I sit on the couch, across the room, far from them. “I have my hands full right now with Jesse’s grandfather. I don’t see where—”
Jesse clasps his hands together, begging. “Please.”
“No.”
A moan escapes from Ifer. “Sit down, you’ll feel better,” Jesse tells her. She perches on the very edge of the chair like someone who doesn’t want to impose. “Listen, Mom, your dad’s on the way out.”
“How can you say something that callous? I can’t believe I’ve raised a son who would say that. You should consider what you say.”
“Me?” Jesse points to himself. “I don’t have a problem. But did you ever think there’s something wrong with your attitude? What is your attitude toward death?”
“My attitude?” I realize I’m trapped. I don’t have the energy to escape. Try as I might to have absolutely no meaningful conversations with Jesse, sometimes he gets me in a weak or ornery mood. “What I think about death is … when it’s over, it’s over.”

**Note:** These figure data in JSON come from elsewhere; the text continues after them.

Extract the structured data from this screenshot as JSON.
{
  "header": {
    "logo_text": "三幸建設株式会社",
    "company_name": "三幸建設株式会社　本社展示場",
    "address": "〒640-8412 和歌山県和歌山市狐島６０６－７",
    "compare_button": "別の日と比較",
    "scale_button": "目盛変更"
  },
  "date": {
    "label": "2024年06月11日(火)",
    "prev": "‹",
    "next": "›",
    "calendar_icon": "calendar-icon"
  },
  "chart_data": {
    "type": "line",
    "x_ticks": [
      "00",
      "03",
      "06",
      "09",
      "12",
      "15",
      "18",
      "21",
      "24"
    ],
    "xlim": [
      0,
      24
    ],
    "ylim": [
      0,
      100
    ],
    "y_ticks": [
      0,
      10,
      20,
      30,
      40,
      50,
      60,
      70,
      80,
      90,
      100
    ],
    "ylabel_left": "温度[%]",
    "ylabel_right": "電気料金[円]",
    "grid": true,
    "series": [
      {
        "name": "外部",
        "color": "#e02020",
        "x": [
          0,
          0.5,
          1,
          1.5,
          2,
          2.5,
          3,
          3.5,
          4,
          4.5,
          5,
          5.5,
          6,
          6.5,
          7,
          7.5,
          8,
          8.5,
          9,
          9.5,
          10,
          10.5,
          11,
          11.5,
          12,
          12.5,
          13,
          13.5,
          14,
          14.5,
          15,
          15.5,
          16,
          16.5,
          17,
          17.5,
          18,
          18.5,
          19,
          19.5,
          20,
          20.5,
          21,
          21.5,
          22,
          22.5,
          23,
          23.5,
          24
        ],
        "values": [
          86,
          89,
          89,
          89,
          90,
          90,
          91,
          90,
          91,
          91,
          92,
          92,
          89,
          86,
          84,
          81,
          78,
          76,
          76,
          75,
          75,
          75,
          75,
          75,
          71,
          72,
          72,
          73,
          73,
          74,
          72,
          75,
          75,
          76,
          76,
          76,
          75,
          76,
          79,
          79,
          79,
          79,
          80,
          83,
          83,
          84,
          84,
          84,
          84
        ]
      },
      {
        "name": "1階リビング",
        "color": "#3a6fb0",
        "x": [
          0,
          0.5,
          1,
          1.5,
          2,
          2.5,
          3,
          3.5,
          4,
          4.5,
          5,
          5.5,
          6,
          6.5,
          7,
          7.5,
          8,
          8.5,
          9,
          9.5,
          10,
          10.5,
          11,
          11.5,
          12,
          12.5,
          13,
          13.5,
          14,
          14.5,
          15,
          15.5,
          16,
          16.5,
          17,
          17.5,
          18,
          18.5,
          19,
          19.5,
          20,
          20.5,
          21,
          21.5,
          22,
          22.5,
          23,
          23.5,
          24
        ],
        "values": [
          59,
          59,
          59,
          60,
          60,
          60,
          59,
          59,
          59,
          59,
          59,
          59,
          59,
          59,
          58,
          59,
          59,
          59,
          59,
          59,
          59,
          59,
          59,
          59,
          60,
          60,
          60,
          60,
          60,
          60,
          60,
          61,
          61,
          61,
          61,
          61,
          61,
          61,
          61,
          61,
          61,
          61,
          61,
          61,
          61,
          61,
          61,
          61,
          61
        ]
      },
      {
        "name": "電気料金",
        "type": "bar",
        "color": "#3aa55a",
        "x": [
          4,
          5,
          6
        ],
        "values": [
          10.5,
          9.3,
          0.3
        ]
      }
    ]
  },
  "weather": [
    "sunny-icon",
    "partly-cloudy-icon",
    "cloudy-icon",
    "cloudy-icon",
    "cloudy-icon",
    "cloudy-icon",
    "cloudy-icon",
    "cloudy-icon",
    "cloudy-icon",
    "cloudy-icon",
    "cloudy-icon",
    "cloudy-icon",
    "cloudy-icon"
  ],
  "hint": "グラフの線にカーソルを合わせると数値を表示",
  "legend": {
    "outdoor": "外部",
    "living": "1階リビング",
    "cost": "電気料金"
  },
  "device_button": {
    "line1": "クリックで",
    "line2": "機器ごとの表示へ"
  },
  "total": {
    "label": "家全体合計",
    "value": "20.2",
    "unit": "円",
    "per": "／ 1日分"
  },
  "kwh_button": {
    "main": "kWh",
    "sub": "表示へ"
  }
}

Jesse shakes his head in dismay. “That’s not very evolved, Mom.”
“It isn’t?”
“No.” Ifer is up and eagerly on her way to my side. “Kasmians believe that everyone has at least two lives on this planet.” She speaks intensely, perhaps even spiritually.
“By then your soul has soaked up everything it has to learn and moves on to another planet,” says Jesse.
“Suppose you learn nothing being alive? Suppose being alive is like some course in high school that you flunk and have to take over?”
Jesse and Ifer are now standing over me, delivering the lecture of their dreams. “Maybe then you get three lives on each planet, I’m not sure,” says Jesse.
“But then you basically move around the universe,” Ifer adds. Jesse nods wildly in agreement.
So I think my father’s dying, but really he’s departing for Mars. Then why am I scared to die? I could be going to Jupiter or Venus. “As far as I’m concerned, my father is already on Mars. He’s given me nothing my whole life and I’m never going back to see him.”
“Cool.” Jesse smiles.
“That is so great, Mrs. Marks,” says Ifer. “Your mom is so great, Jesse. Mine is totally fake. Do they have any more room in that loony bin your grandpa’s in? Because my mom should be in there too.”